LeCrone, along with six other dancers from the New York City Ballet, opened the Spring 2016 New York Fashion Week in a performance choreographed by Justin Peck.

In 2012 she was featured in a film short titled Figure Studies, and was later featured in a documentary series on the New York City Ballet in 2016. She was featured in the online fashion magazine StyleLikeU.

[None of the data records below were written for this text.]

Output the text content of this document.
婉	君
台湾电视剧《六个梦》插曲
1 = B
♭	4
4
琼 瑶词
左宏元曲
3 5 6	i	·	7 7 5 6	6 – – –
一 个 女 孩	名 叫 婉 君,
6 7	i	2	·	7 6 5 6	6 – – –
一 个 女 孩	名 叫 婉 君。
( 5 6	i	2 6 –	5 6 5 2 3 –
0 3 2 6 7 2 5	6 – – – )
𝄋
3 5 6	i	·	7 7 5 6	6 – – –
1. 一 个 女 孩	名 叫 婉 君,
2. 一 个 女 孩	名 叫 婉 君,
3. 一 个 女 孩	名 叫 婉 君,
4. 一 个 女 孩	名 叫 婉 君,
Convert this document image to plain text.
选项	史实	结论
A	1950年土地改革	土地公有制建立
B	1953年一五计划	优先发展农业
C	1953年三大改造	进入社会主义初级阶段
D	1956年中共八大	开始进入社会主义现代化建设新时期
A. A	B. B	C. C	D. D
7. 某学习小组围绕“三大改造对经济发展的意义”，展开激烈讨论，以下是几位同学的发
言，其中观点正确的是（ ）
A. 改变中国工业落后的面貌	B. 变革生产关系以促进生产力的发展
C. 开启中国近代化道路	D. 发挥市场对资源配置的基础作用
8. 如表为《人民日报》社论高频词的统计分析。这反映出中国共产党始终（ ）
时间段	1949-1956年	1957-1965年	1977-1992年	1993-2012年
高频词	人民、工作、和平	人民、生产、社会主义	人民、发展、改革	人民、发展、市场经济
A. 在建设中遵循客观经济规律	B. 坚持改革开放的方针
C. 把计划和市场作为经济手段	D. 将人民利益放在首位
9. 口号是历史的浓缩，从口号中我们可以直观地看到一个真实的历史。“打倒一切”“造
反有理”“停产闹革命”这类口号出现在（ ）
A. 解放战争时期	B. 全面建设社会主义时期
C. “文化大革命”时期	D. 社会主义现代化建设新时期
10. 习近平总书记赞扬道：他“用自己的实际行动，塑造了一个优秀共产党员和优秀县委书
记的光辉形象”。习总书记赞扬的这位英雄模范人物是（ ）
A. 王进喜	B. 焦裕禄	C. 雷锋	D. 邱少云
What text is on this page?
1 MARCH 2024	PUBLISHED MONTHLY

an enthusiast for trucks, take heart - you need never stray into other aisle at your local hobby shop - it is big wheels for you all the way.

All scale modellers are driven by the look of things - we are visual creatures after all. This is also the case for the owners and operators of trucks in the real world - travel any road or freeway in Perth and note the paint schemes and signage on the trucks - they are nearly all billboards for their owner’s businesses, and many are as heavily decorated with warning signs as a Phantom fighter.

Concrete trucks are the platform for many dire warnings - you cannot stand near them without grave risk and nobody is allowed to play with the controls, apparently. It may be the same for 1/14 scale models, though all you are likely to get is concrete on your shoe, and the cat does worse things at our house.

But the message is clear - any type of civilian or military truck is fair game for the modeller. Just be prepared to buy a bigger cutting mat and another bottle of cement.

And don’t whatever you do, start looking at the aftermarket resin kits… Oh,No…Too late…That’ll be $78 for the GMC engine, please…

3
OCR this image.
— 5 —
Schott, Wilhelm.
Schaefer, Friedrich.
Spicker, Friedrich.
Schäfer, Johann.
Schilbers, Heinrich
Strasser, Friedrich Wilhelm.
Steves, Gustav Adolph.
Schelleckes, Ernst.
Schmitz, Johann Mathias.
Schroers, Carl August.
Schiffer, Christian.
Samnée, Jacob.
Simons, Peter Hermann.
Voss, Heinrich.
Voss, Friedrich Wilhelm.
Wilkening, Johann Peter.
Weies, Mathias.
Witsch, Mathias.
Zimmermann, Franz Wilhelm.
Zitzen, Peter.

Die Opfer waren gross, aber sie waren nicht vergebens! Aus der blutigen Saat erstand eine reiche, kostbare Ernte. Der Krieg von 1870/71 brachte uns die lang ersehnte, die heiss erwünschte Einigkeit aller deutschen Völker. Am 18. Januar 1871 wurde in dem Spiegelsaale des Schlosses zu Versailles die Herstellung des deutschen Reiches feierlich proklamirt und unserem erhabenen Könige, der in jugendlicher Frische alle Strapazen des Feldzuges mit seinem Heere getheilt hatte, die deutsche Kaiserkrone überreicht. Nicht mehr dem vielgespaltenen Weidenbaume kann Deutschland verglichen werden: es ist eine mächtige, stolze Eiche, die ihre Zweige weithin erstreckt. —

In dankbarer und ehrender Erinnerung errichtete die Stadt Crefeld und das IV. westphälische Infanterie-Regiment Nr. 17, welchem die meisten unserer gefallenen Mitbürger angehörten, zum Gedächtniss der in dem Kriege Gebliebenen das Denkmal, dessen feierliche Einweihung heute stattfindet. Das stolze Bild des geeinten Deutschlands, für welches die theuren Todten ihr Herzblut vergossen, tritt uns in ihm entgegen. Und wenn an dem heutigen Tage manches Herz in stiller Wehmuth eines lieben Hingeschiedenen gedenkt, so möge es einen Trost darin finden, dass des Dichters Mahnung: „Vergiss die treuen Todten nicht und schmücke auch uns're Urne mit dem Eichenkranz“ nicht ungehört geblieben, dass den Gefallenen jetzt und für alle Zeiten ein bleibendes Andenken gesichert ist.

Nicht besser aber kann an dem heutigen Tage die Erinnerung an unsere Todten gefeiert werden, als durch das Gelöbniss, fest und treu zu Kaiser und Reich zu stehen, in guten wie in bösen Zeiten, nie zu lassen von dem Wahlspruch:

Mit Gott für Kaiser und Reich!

=== New York City Ballet ===
In early fall of 2001, she entered the School of American Ballet and in November 2001 she became an apprentice with the New York City Ballet. In October 2002 she joined the company as member of the corps de ballet. She was on medical leave from the company for various injuries for seven years before she was promoted to the rank of soloist in February 2013. In 2012 she danced the role of Dewdrop in The Nutcracker. In 2015, LeCrone made her debut as the Sugar Plum Fairy in The Nutcracker. Notable performances include principal roles in Balanchine's Agon, Raymonda Variations, the opening Symphony in Episodes, Rubies from Jewels, and many other prominent and leading roles with the New York City Ballet.